Why pollution insurance needs to evolve – and fast

Pollution risk is rising. Legacy underwriting can't keep up. Insurers must rethink their approach – or fall behind

Why pollution insurance needs to evolve – and fast

Environmental

By Chris Davis

Few areas of insurance are evolving as rapidly – or as urgently – as pollution liability. Environmental regulations are tightening. Climate volatility is growing. And for Marco Andolfatto (pictured), chief underwriting officer at APOLLO Insurance Solutions, that signals a clear imperative: change how the industry underwrites pollution risk. 

“I think the issue with this line of business, which is very similar to cyber insurance, is it’s constantly evolving,” Andolfatto said. “Both from the exposure standpoint, but also from the regulatory standpoint.” 

The comparison to cyber is no accident. Both coverage lines are driven by external change – legislative, technological, and behavioral. That means the old strategy of reacting to losses, rather than anticipating them, no longer works. 

“What the industry needs to do is go from a more reactive approach to a more proactive underwriting approach,” he said. “Using models that are predictive rather than reacting to what’s going on in the real world.”

Outdated models, outdated assumptions 

That’s easier said than done. Predictive underwriting requires more than just faster data – it demands integrated risk modeling that factors in live exposures, new regulations, and ESG commitments. “It requires more dynamic models that look at exposures, different regulatory pressures, and sustainable practices,” Andolfatto said. “And really collaborate with expertise from risk engineers, environmental scientists and legal advisors.” 

Many legacy models – still used widely across the industry – simply aren’t equipped for that. “They use outdated information, outdated actuarial tables, static data,” he said. The result, in many cases, is mispriced risk. “We’re not charging way too much or way too little,” he said. “But we need more dynamic pricing to ensure the pricing is appropriate for the exposure.” 

Tech-driven underwriting – but only if allowed 

Technology is unlocking tools that weren’t practical just a few years ago – from satellite data to AI - powered analysis. “There’s even data from large language models that can help with understanding regulatory updates,” he said. 

But integrating those tools requires more than willingness – it requires cultural change. “The insurance company has to allow their underwriters to have these tools,” he said. “But insurance companies are inherently risk averse... a lot of times opening up to new data and tools goes against that very nature.” 

Andolfatto warned that inertia has a cost. “There is a greater sense that with this type of coverage, there can be a greater protection for the public space, the common environment,” he said. Still, the product has to make business sense. “Do they see value in it? Does it serve a purpose for them? Can they connect the dots between the risk it’s covering and their operations?” 

Insurtech can unlock market access 

That’s where underwriting automation and insurtech integration could play a role. “Insurtechs can play a role in taking the underwriting logic and integrating it into different data sets – satellite imagery, EPA records, things like that,” he said. 
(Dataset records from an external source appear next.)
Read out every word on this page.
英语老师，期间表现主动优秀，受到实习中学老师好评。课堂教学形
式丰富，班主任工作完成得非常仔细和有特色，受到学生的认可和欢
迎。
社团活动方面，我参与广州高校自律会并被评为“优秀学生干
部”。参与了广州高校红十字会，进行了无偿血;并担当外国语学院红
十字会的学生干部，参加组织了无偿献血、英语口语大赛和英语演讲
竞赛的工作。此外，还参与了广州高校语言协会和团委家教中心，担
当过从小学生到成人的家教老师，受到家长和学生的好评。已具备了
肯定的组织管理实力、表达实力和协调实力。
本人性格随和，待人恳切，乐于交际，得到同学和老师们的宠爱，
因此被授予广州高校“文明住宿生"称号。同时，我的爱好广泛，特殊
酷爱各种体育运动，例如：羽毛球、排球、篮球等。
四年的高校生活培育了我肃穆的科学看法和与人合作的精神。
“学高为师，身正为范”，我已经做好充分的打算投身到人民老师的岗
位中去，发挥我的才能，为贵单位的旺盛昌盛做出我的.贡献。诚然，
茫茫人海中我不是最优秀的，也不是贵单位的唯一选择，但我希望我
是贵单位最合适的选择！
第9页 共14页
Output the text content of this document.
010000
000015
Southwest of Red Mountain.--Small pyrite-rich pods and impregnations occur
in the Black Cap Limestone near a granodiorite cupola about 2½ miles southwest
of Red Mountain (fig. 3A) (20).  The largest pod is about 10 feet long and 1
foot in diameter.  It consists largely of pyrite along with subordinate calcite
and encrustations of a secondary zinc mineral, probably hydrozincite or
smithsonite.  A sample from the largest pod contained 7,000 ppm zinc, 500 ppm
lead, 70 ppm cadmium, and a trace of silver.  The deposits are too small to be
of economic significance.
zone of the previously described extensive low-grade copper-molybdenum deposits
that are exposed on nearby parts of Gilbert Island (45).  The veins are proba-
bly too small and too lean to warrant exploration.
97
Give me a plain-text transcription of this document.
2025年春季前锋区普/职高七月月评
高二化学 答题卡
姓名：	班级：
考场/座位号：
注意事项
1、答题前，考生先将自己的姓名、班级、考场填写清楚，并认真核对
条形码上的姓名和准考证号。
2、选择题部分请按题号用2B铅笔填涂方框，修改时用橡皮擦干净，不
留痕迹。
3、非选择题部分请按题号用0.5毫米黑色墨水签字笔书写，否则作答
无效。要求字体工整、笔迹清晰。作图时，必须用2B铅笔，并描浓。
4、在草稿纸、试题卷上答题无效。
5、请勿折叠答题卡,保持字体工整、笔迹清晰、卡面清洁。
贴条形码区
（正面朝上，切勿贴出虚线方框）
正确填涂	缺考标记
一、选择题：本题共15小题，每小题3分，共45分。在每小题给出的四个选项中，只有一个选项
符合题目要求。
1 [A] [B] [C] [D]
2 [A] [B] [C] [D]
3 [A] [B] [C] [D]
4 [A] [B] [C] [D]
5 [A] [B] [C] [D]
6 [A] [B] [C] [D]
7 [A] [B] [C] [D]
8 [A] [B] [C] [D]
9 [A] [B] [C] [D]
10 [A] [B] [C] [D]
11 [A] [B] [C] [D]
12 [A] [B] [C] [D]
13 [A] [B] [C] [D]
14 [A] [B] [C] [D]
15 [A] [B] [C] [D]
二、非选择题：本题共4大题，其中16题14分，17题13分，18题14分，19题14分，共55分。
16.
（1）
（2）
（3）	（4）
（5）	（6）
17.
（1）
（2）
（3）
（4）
At APOLLO, the focus has turned to microinsurance: small, digital-first policies aimed at clients that wouldn’t traditionally qualify for environmental coverage. “Environmental insurance is still a product that is generally more accessible to larger risks,” he said. “Technology can bring this type of product to more insureds. It can make underwriting more digitized, streamlined and consistent.” 

That consistency could help pollution coverage follow the same path cyber insurance took – evolving from an optional add-on to a standard, embedded product. “There’s no reason why more expanded pollution coverage couldn’t be embedded within core lines,” he said. 

Pollution liability, Andolfatto argued, should be next. But the window for change is narrowing. The industry needs to move – not wait. “Ultimately,” he said, “it’s about being proactive versus reactive.”